Angeführte Entscheidungen:
-
Anführungen in anderen Entscheidungen:
-

Sachverhalt und Anträge

I. In der mündlichen Verhandlung vom 3. Juli 1997 hat die Einspruchsabteilung das europäische Patent Nr. 0 468 607 im Lichte der

(D6) DE-A-2 248 066

widerrufen; die schriftliche Entscheidung erging am 31. Juli 1997.

II. Gegen vorgenannte Entscheidung der Einspruchsabteilung hat die Patentinhaberin - nachfolgend Beschwerdeführerin - am 29. September 1997 unter gleichzeitiger Zahlung der Gebühr Beschwerde eingelegt. Die Beschwerdebegründung wurde am 29. Oktober 1997 zusammen mit neugefaßten Ansprüchen 1 bis 3 eingereicht.

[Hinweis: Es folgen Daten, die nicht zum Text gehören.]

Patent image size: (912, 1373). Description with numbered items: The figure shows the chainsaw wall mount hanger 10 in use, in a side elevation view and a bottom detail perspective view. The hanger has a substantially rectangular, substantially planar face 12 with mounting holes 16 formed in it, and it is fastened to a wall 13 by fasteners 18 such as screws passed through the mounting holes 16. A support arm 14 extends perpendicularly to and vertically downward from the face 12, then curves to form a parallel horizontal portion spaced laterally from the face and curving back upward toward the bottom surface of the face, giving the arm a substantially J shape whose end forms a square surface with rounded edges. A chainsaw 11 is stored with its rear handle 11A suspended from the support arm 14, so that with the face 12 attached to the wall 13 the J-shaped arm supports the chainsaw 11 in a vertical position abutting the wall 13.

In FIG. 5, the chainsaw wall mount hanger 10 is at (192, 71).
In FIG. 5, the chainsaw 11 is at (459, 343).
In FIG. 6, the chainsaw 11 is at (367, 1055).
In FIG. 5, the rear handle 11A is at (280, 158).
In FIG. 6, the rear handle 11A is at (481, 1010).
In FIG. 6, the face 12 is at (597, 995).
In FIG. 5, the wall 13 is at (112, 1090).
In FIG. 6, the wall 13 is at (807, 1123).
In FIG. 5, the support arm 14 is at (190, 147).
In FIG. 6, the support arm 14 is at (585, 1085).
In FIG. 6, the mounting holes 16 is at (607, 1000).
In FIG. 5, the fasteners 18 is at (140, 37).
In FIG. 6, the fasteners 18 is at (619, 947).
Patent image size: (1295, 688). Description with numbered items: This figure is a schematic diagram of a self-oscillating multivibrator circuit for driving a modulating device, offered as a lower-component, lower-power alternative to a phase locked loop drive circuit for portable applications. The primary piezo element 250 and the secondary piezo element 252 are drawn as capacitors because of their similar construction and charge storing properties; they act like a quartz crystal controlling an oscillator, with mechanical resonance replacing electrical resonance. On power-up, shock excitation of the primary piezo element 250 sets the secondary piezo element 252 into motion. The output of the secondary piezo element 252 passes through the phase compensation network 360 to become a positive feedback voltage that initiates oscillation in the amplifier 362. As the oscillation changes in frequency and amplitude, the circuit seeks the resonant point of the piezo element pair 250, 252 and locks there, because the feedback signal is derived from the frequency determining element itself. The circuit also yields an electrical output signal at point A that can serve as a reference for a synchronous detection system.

III. Auf die Mitteilung gemäß Artikel 11 (2) VOBK der Kammer vom 9. September 1999 hin legte die Beschwerdeführerin mit Eingabe vom 15. Februar 2000 folgende Unterlagen vor:

- Ansprüche 1 bis 14

- Beschreibung, Seiten 2 bis 6

- Figuren 1 bis 11a) - c).

Die unabhängigen Ansprüche 1 und 2, die mit den mit der Beschwerdebegründung eingereichten Ansprüchen 1 und 2 identisch sind, haben folgenden Wortlaut:

"1. Flüssigkeitsgekühlte, oszillierbar gelagerte Kokille für das Stranggießen von Metallen, insbesondere Stahl, mit einer formgebenden Wandung (1) aus einem insbesondere metallischen Werkstoff, die an Stützplatten (2) befestigt ist und mit Anschlüssen (14) für eine Kühlflüssigkeit zur Kühlung der Wandung versehen ist, wobei sich an sich gegenüberliegenden Stützplatten (2) an der der Wandung (1) abgekehrten Seite der Breitseiten direkt oder über mit den Stützplatten verbundene Flansche Federelemente (7), die gleichsinnig mit der Gießrichtung eine wesentlich geringere Steifigkeit gegenüber den beiden Querrichtungen aufweisen, in gleichmäßiger Verteilung einseitig befestigt sind, die Federelemente (7) sich in einer Richtung quer zur Gießrichtung erstrecken, die gegenüberliegenden Enden der Federelemente (7) an Tragplatten (6) befestigt sind, die Tragplatten (6) mit einem ortsfesten Grundrahmen (12) verbunden sind, an den Stützplatten (2) eine Oszillationseinrichtung (16, 17) angreift, und die Lage der Federelemente (7) auf den Krümmungsmittelpunkt der Kokille in der Weise ausgerichtet ist und der Anlenkpunkt der Federelemente (7) an der Stützplatte (2) um den Betrag der statischen Durchsenkung derart versetzt ist, dass sie im belasteten Zustand eine derartige Lage einnehmen, wie sie im unbelasteten Zustand bei Ausrichtung auf den Krümmungsmittelpunkt bzw. eine durch den Krümmungsmittelpunkt gelegten Achse (22) einnehmen würde."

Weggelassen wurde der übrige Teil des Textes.